Multiple regression for total IPSS showed that higher IPSS storage subscores and higher PSA were predictors of a greater reduction in total IPSS score; conversely larger prostate volumes and a coexisting treatment with AB + 5-ARI were independent variables for predicting a smaller decrease in total IPSS. These findings can be attributed to curcumin's strong anti-inflammatory properties, which are especially beneficial for patients with chronic prostatitis and higher PSA levels[13, 14, 29]. Patients with large prostate glands who are taking a combination of AB and 5-ARI may find that curcumin is not as effective for them. Similarly, it was found that patients taking curcumin who were also receiving AB or AB + 5-ARI had smaller improvements in Qmax.

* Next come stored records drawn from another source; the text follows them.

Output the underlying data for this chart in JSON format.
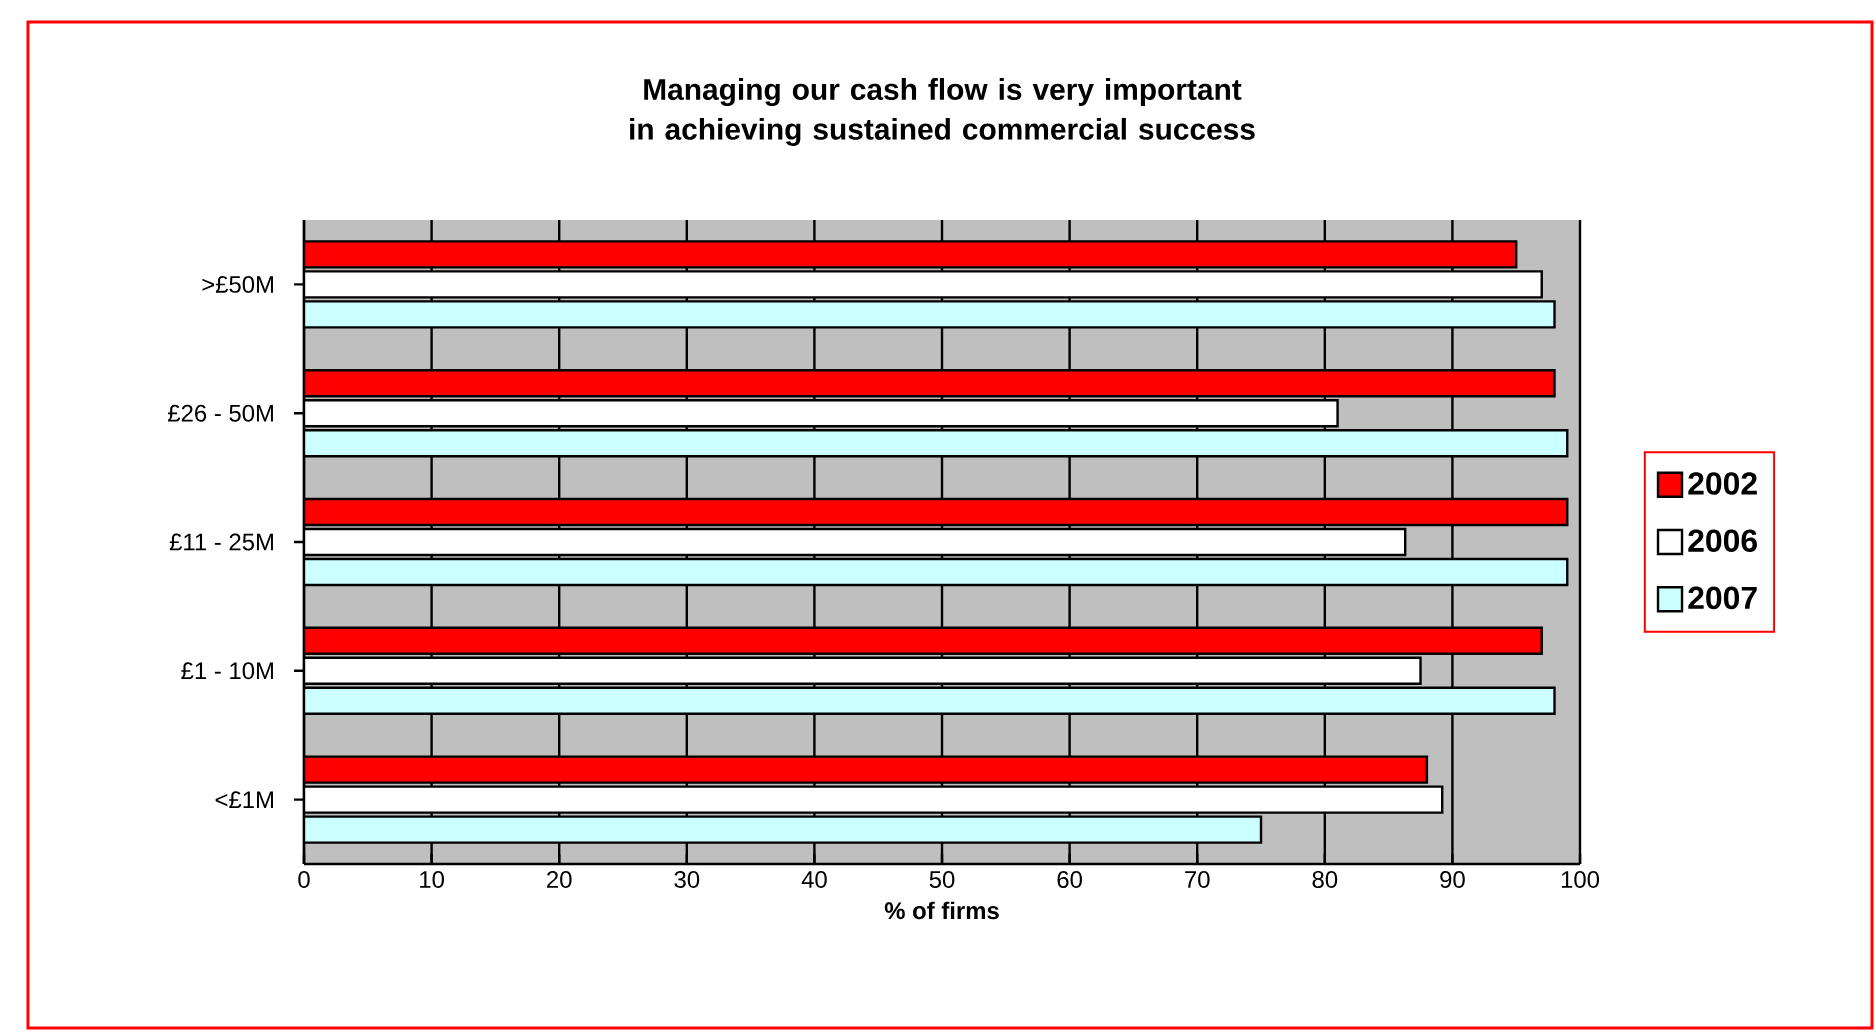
{
  "chart_data": {
    "type": "bar",
    "orientation": "horizontal",
    "title": "Managing our cash flow is very important in achieving sustained commercial success",
    "xlabel": "% of firms",
    "categories": [
      ">£50M",
      "£26 - 50M",
      "£11 - 25M",
      "£1 - 10M",
      "<£1M"
    ],
    "series": [
      {
        "name": "2002",
        "color": "#ff0000",
        "values": [
          95,
          98,
          99,
          97,
          88
        ]
      },
      {
        "name": "2006",
        "color": "#ffffff",
        "values": [
          97,
          81,
          86.3,
          87.5,
          89.2
        ]
      },
      {
        "name": "2007",
        "color": "#ccffff",
        "values": [
          98,
          99,
          99,
          98,
          75
        ]
      }
    ],
    "xlim": [
      0,
      100
    ],
    "xticks": [
      0,
      10,
      20,
      30,
      40,
      50,
      60,
      70,
      80,
      90,
      100
    ],
    "grid": "x",
    "legend": "right"
  }
}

It is worth noting that, even though curcumin demonstrated anti-proliferative properties, it did not significantly reduce prostate volume in any of the treatment groups; in other studies six months of curcumin supplementation resulted in a reduction of prostate volume that was not statistically significant[13]. It is probable that a larger effect on prostate volume might be achieved by continuing to supplement curcumin for a longer duration. In this respect, even 5-ARI have been shown to be clinically beneficial only when taken for extended periods (over six months)[32, 33]. In this respect, the difficulty in obtaining an accurate estimate of prostate volume by ultrasound is a potential contributing factor to the lack of significance in small differences between comparison groups.
In this study, QURMIN® was safe and well-tolerated by patients, with no specific drug reactions reported; the side effects observed in patients treated with AB or AB + 5ARI are typical of the baseline treatment and curcumin supplementation did not increase their incidence or magnitude.
This study is not devoid of limitations. First, the study was designed as a single-center study with a relatively small number of patients enrolled in each treatment arm. Second, the follow-up period of 6 months is relatively short, which may make it difficult to assess some outcomes, including prostate volume change, or to study the long-term persistence of therapeutic effect after curcumin is suspended. Ideally, a more comprehensive evaluation would include assessments at multiple time points throughout a longer follow-up. Third, this study was not designed to explore the effect of curcumin on erectile function. Erectile disfunction is frequently associated with BPH and curcumin already proved beneficial in protecting erectile function in these patients. However, erectile dysfunction is often linked with BPH, and some evidence suggests that curcumin may help protect erectile function in these patients.